The Glebe Point Road Blues
Through the encounters of the unidentified writer, the narrative evokes unsuspected episodes and quirky moments from the lives of countless ordinary or sometimes extraordinary people, as fleeting snapshots depicting moments of compassion, love, evil and despair as well as death. Characters, real, imagined and composite, include a respectable professor from Sydney University, a Belgian coffee maker, a British back-packer, a Vietnam veteran, a religious trans-sexual, an Iraqi-Jewish doctor, a failed politician, a child of the stolen generation, a self-indulgent young poet, a ferocious old Nazi, a Chinese dry-cleaner and more. The Road itself takes active part in their existence.
Best We Forget
Peter Cochrane, long-time Glebe resident, is perhaps better known as a historian than as a novelist, but recently two of his books have been published, one, a history of race fear in WW1, the other, a frontier novel, The Making of Martin Sparrow.
Cochrane’s history of race fear in WWI is Best We Forget. The War for White Australia, 1914-18 (Text Publishing, Melbourne 2018). The core argument here is that racial obsessions, notably the fear of Japan (Britain’s ally), shaped Australia’s preparation for and commitment to the First World War in ways that have been forgotten by collective memory and banished from official narratives. Why does our collective remembrance contain not the faintest notion that the nation’s war was, in no small part, a war for White Australia? The chapters spell out the racial context, the racial dimension of the war itself, and the concluding chapter discusses the politics of collective memory – how and why these things get forgotten or sidelined. The book was reviewed by Professor Peter Stanley (UNSW Canberra) on the Honest History website in October 2018. Stanley described Best We Forget as: ‘quite simply, the most important book on Australia and the Great War to appear in the course of the war’s centenary.’
Peter Cochrane is a widely published historian and writer based in Sydney, Australia. He is perhaps best known for his book Colonial Ambition: Foundations of Australian Democracy which won the inaugural Prime Minister’s Prize for History and The Age Book of the Year in 2007. His first venture into fiction was the novella Governor Bligh and the Short Man (Penguin 2012). He is a Fellow of the Australian Academy of the Humanities.
At the end of the First World War, there were 270,000 demobilised Australian soldiers in Europe. Getting them home after the Armistice was a task of epic proportions that would take more than two years. In the meantime, how to keep these disgruntled, damaged men with guns occupied? In a word: sport.
The Oarsmen tells the story of the servicemen who survived the war to row for the coveted King’s Cup at the 1919 Royal Henley Peace Regatta. The leader of the crew, Major Sydney Middleton, came from Pyrmont and Glebe. Competing against crews from the US, New Zealand, France, the UK and Canada, the Australians were a ragtag bunch of oarsmen thrown into an old-fashioned boat and expected to race. Many had seen the worst of the action during the war at Gallipoli and the Western Front, and carried scars both physical and psychological. The baggage they brought to the boat would soon threaten to capsize the whole endeavour.

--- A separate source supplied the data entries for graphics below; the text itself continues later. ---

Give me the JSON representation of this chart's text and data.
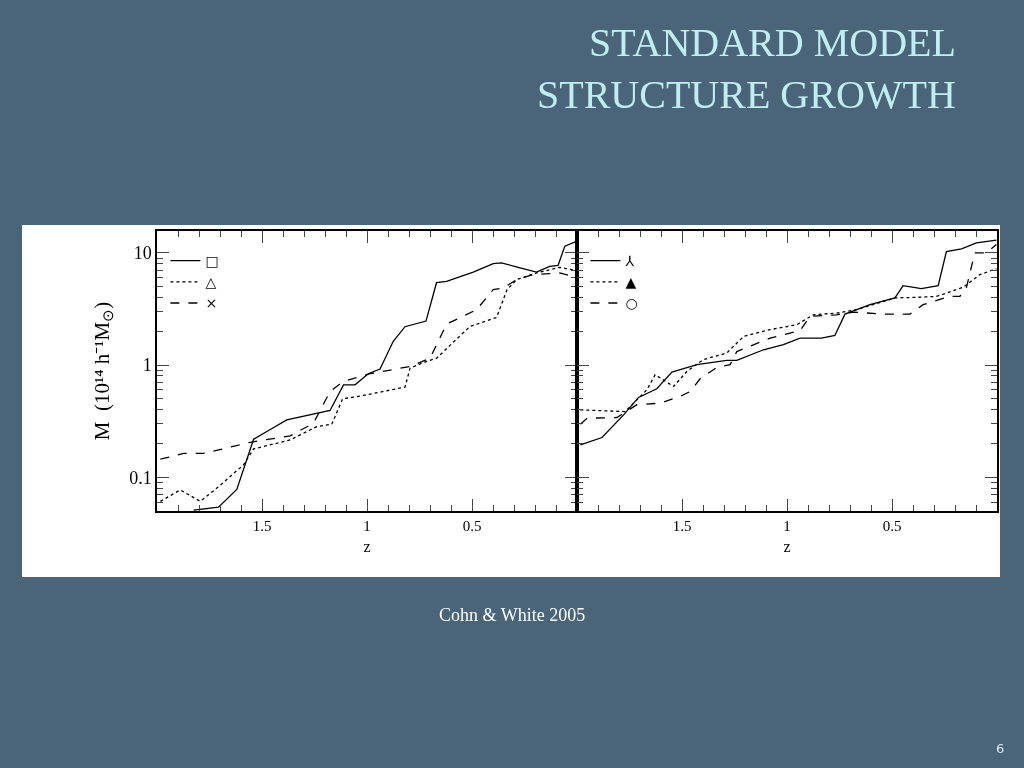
{
  "chart_data": [
    {
      "type": "line",
      "ylabel": "M  (10¹⁴ h⁻¹M$_{⊙}$)",
      "xlabel": "z",
      "log": "y",
      "xlim": [
        2,
        0
      ],
      "xticks": [
        1.5,
        1,
        0.5
      ],
      "ylim": [
        0.05,
        15.7
      ],
      "yticks": [
        0.1,
        1,
        10
      ],
      "legend": "top left",
      "series": [
        {
          "name": "□",
          "color": "#000000",
          "line_style": "solid",
          "x": [
            1.826,
            1.707,
            1.62,
            1.54,
            1.469,
            1.382,
            1.176,
            1.112,
            1.057,
            0.994,
            0.938,
            0.875,
            0.819,
            0.719,
            0.669,
            0.621,
            0.494,
            0.399,
            0.36,
            0.28,
            0.193,
            0.13,
            0.09,
            0.058,
            0.003
          ],
          "values": [
            0.051,
            0.054,
            0.078,
            0.218,
            0.261,
            0.325,
            0.394,
            0.667,
            0.667,
            0.838,
            0.921,
            1.63,
            2.2,
            2.47,
            5.43,
            5.58,
            6.76,
            8.03,
            8.15,
            7.45,
            6.76,
            7.6,
            7.76,
            11.5,
            12.7
          ]
        },
        {
          "name": "△",
          "color": "#000000",
          "line_style": "dotted",
          "x": [
            1.984,
            1.889,
            1.794,
            1.715,
            1.588,
            1.54,
            1.366,
            1.239,
            1.168,
            1.116,
            1.017,
            0.819,
            0.795,
            0.716,
            0.669,
            0.605,
            0.51,
            0.383,
            0.333,
            0.288,
            0.193,
            0.082,
            0.003
          ],
          "values": [
            0.061,
            0.077,
            0.061,
            0.08,
            0.129,
            0.179,
            0.215,
            0.283,
            0.297,
            0.5,
            0.536,
            0.637,
            0.94,
            1.08,
            1.15,
            1.5,
            2.21,
            2.66,
            4.71,
            5.78,
            6.63,
            7.45,
            6.95
          ]
        },
        {
          "name": "×",
          "color": "#000000",
          "line_style": "dashed",
          "x": [
            1.984,
            1.873,
            1.778,
            1.556,
            1.366,
            1.255,
            1.176,
            1.112,
            0.986,
            0.795,
            0.7,
            0.621,
            0.478,
            0.399,
            0.352,
            0.288,
            0.209,
            0.082,
            0.003
          ],
          "values": [
            0.145,
            0.163,
            0.163,
            0.205,
            0.234,
            0.303,
            0.582,
            0.715,
            0.838,
            0.973,
            1.15,
            2.32,
            3.12,
            4.71,
            4.87,
            5.78,
            6.41,
            6.63,
            6.06
          ]
        }
      ]
    },
    {
      "type": "line",
      "title": "STANDARD MODEL\nSTRUCTURE GROWTH",
      "xlabel": "z",
      "log": "y",
      "xlim": [
        2,
        0
      ],
      "xticks": [
        1.5,
        1,
        0.5
      ],
      "ylim": [
        0.05,
        15.7
      ],
      "yticks": [
        0.1,
        1,
        10
      ],
      "tick_labels": "x",
      "legend": "top left",
      "annotations": [
        "Cohn & White 2005",
        "6"
      ],
      "series": [
        {
          "name": "⅄",
          "color": "#000000",
          "line_style": "solid",
          "x": [
            1.984,
            1.881,
            1.778,
            1.707,
            1.62,
            1.548,
            1.429,
            1.287,
            1.239,
            1.112,
            1.017,
            0.938,
            0.835,
            0.772,
            0.724,
            0.605,
            0.486,
            0.447,
            0.36,
            0.28,
            0.241,
            0.169,
            0.098,
            0.003
          ],
          "values": [
            0.194,
            0.226,
            0.36,
            0.515,
            0.615,
            0.866,
            1.01,
            1.1,
            1.1,
            1.37,
            1.52,
            1.74,
            1.74,
            1.84,
            2.85,
            3.46,
            3.97,
            5.11,
            4.81,
            5.11,
            10.3,
            10.9,
            12.3,
            13.0
          ]
        },
        {
          "name": "▲",
          "color": "#000000",
          "line_style": "dotted",
          "x": [
            1.984,
            1.77,
            1.667,
            1.628,
            1.54,
            1.477,
            1.398,
            1.287,
            1.207,
            1.081,
            0.954,
            0.875,
            0.764,
            0.669,
            0.486,
            0.383,
            0.288,
            0.161,
            0.082,
            0.003
          ],
          "values": [
            0.399,
            0.385,
            0.603,
            0.821,
            0.645,
            0.877,
            1.12,
            1.28,
            1.8,
            2.07,
            2.29,
            2.81,
            2.91,
            3.12,
            3.97,
            4.02,
            4.1,
            4.94,
            6.41,
            7.24
          ]
        },
        {
          "name": "○",
          "color": "#000000",
          "line_style": "dashed",
          "x": [
            1.984,
            1.952,
            1.81,
            1.715,
            1.604,
            1.509,
            1.461,
            1.414,
            1.334,
            1.271,
            1.239,
            1.081,
            0.938,
            0.89,
            0.764,
            0.684,
            0.542,
            0.415,
            0.352,
            0.225,
            0.177,
            0.146,
            0.106,
            0.05,
            0.003
          ],
          "values": [
            0.297,
            0.336,
            0.341,
            0.443,
            0.458,
            0.525,
            0.582,
            0.755,
            0.953,
            1.01,
            1.32,
            1.74,
            2.03,
            2.72,
            2.81,
            2.97,
            2.85,
            2.85,
            3.46,
            4.1,
            4.1,
            4.87,
            10.0,
            10.0,
            11.9
          ]
        }
      ]
    }
  ]
}
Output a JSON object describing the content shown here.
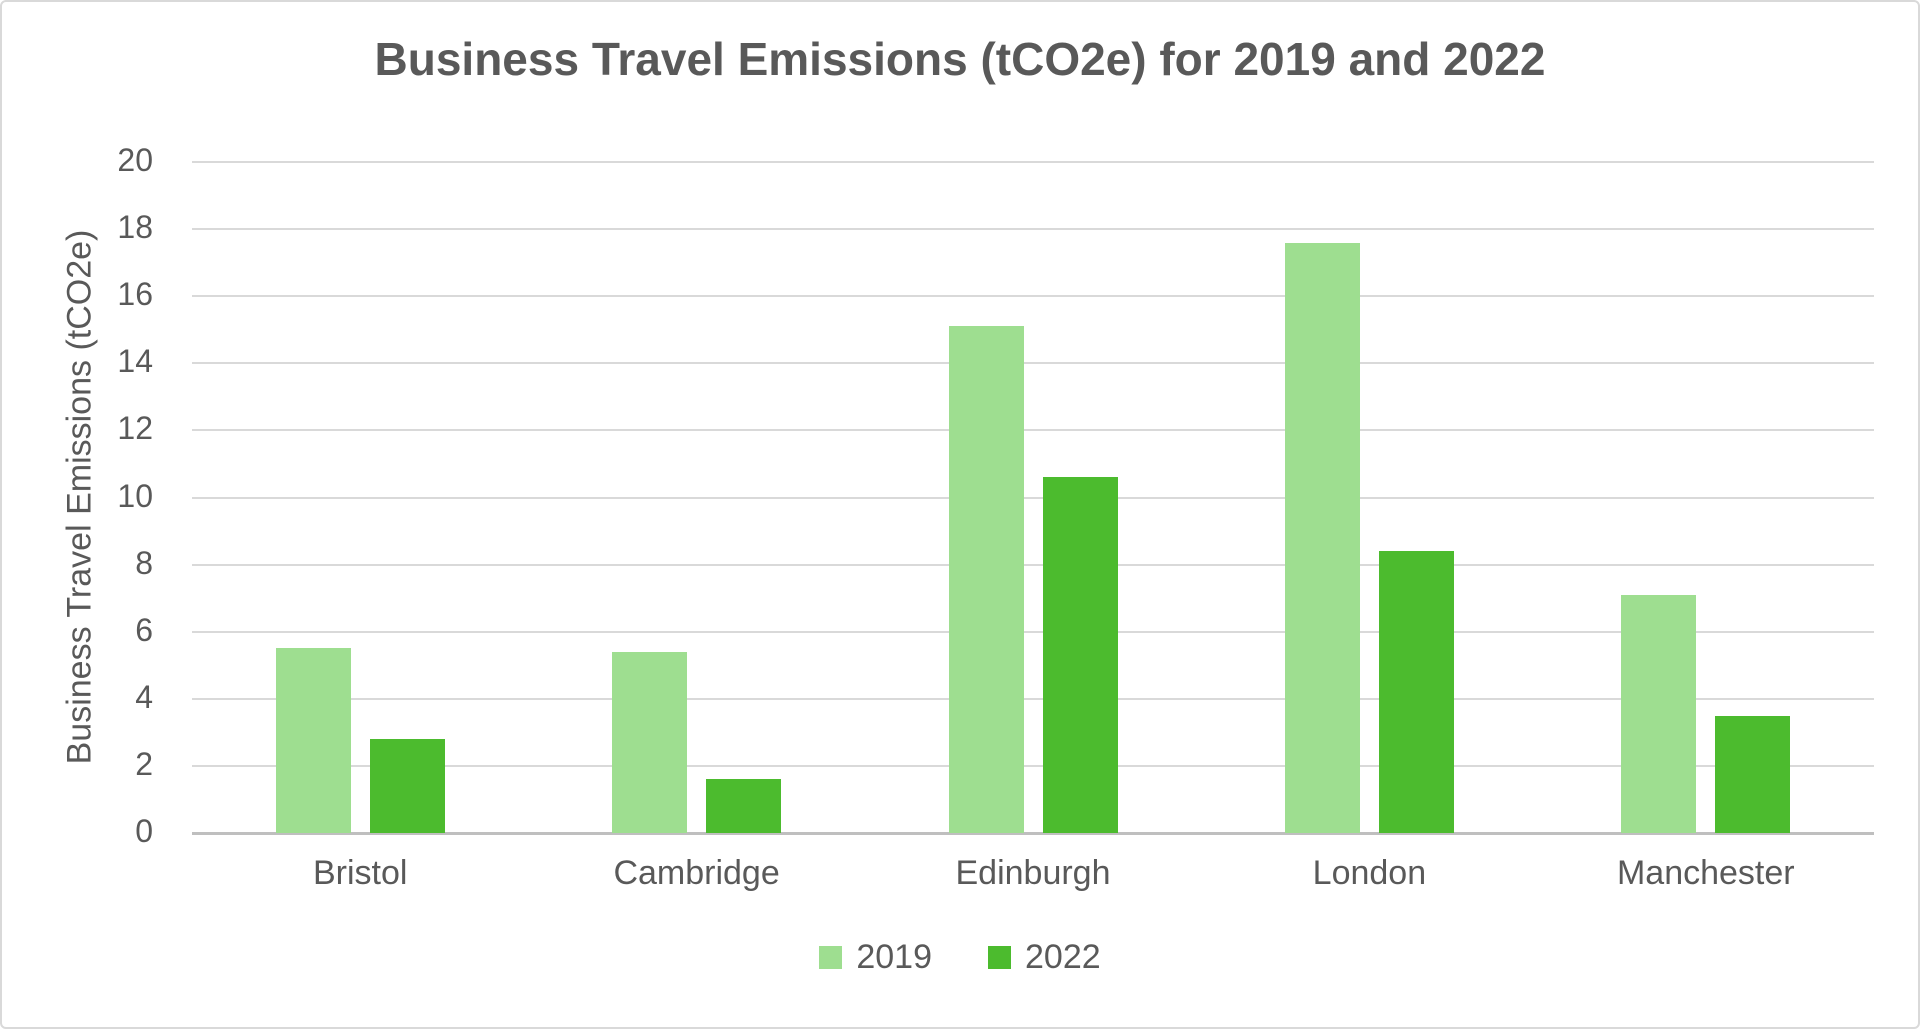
{
  "chart_data": {
    "type": "bar",
    "title": "Business Travel Emissions (tCO2e) for 2019 and 2022",
    "xlabel": "",
    "ylabel": "Business Travel Emissions (tCO2e)",
    "categories": [
      "Bristol",
      "Cambridge",
      "Edinburgh",
      "London",
      "Manchester"
    ],
    "series": [
      {
        "name": "2019",
        "color": "#9EDE90",
        "values": [
          5.5,
          5.4,
          15.1,
          17.6,
          7.1
        ]
      },
      {
        "name": "2022",
        "color": "#4CBB2E",
        "values": [
          2.8,
          1.6,
          10.6,
          8.4,
          3.5
        ]
      }
    ],
    "ylim": [
      0,
      20
    ],
    "ytick_step": 2,
    "grid": true,
    "legend_position": "bottom"
  },
  "colors": {
    "text": "#595959",
    "gridline": "#D9D9D9",
    "axis_line": "#BFBFBF",
    "frame_border": "#D9D9D9",
    "background": "#FFFFFF"
  }
}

Combining first-hand accounts with lively prose, this never-before-told story approaches the First World War from peacetime and illuminates history in vivid and compelling detail. Interweaving the soldiers’ personal stories from before, during and after the war, The Oarsmen paints a fascinating picture of how these men, and society, transitioned from an unprecedented war to a new sort of peace.